Thursday, May 04, 2006

Article: The next 3 years in Iraq

From Josh, I found this article in the New Yorker about the Iraq War. The most poignant line:

As a strategy, this amounts to muddling through the rest of the Bush Presidency, without being forced to admit defeat, until January of 2009, when the war will become a new President’s problem.

I agree. As far as I can see, these are our current alternatives for dealing with Iraq...


1) The Powell Doctrine: Use massive, overwhelming force with a clear exit strategy. My brother, who recently returned from the outskirts of Fallujah, has told me that we need roughly three times as many troops in Iraq. This jibes pretty well with what General Shinseki and other brass said before the war. Instead, we invaded with our forces organized around the Rumsfeld Doctrine, and the country fell into chaos. This would require roughly 400,000 troops, up from the current troop strength of about 132,000. We would need to extend tours of duty from 9-12 months to about 2 years, and we would need to call up most of our reserves. It would also require an additional $200 billion per year to rebuild the infrastructure and train a new Iraq army. Once this is accomplished, we should be able to leave in about 2-4 years when Iraq would be relatively stable.

2) The Murtha Plan: This plan, embraced by many Democrats, calls for removing our troops from Iraq. The first step would be to redeploy most of our forces outside of hot zones, and switch to a quick reaction, "over the horizon" strategy. This is based on the premise that our armed forces create more violence then they prevent by acting as police within Iraq. The second step would be a structured pull out from Iraq to Kuwait. If there is a coup attempt, we re-invade, but otherwise we try and stay out of things as much as possible. The final step would be to bring our troops home. Murtha has estimated that the process would take about 2 years, but that we could start bringing home our troops in stages within months.

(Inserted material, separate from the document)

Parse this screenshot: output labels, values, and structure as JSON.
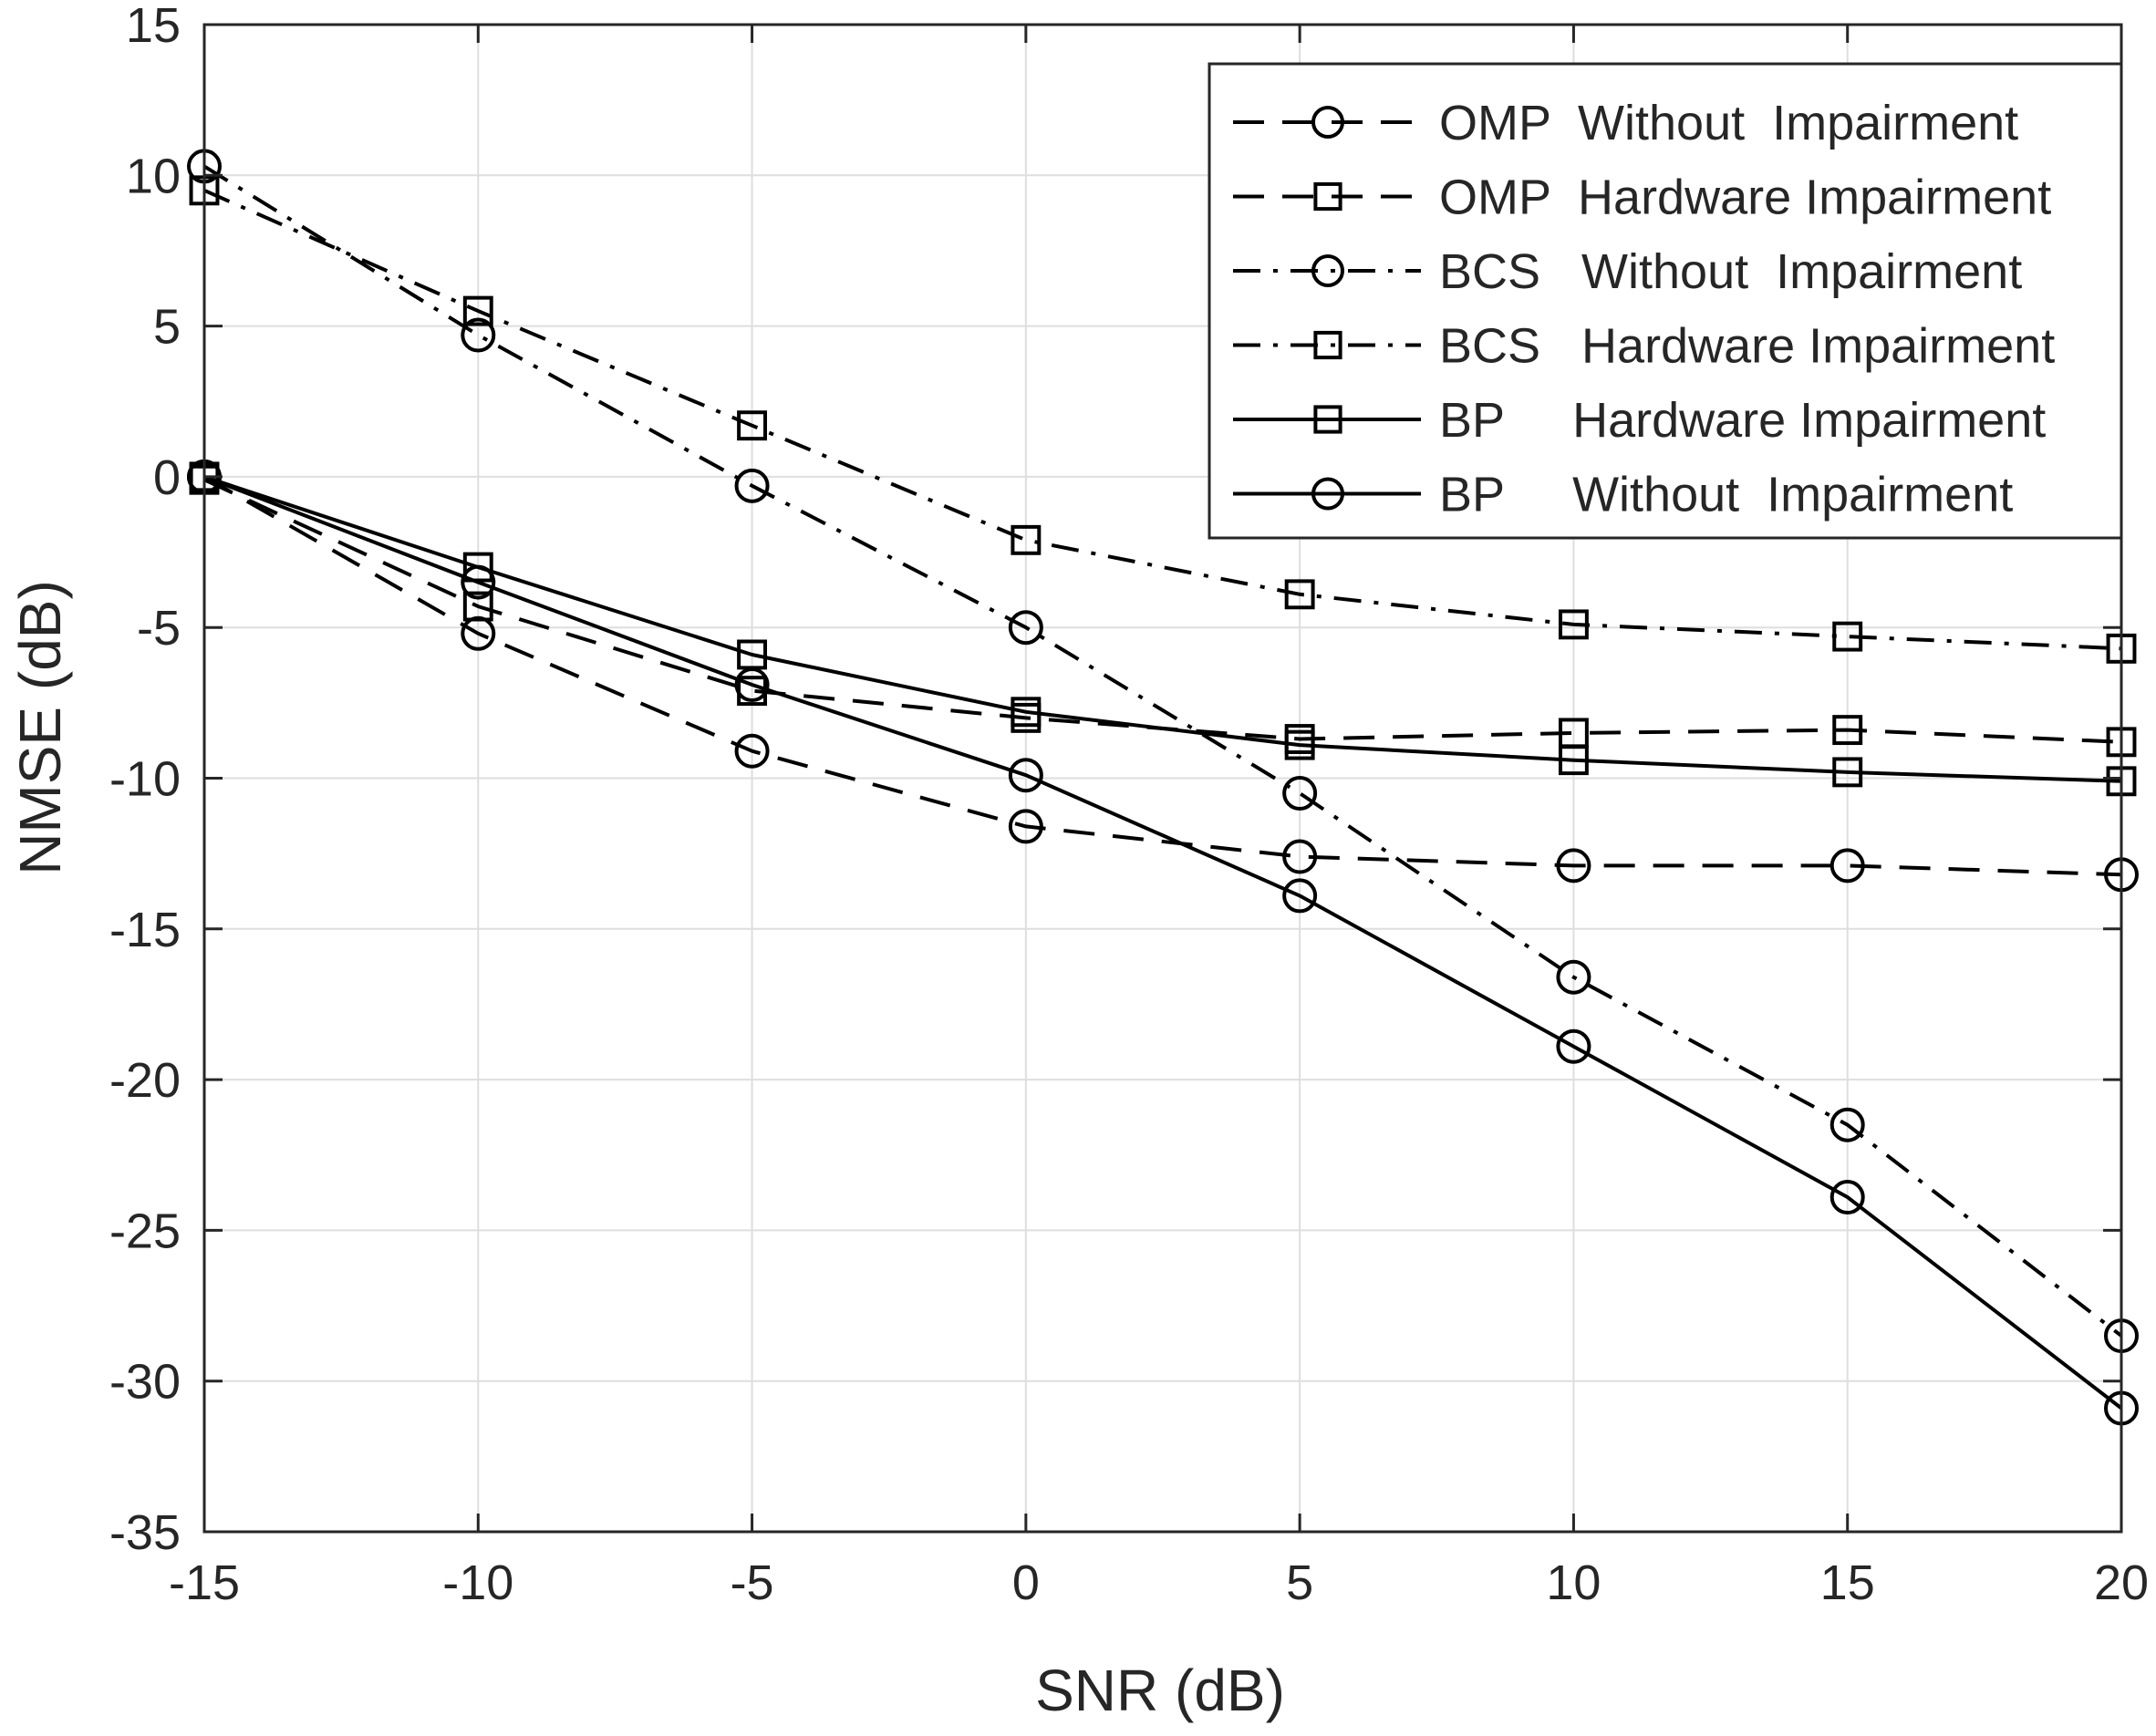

3) Stay the Course: The status quo. We slowly bleed to death in Iraq as public support bottoms out at home. This somehow theoretically leads to a safe, democratic Iraq. But it ignores all of the facts about what is actually going on. Eventually, another president will have to come in and deal with the problem. Yet the longer we wait, the more risky our choices become. No one will have the political will to re-invade Iraq in 2009. And the Murtha Plan will quickly devolve into a Nixon style "peace with honor" pull out, where friendly forces collapse as we leave.

My prediction, sadly, is number three.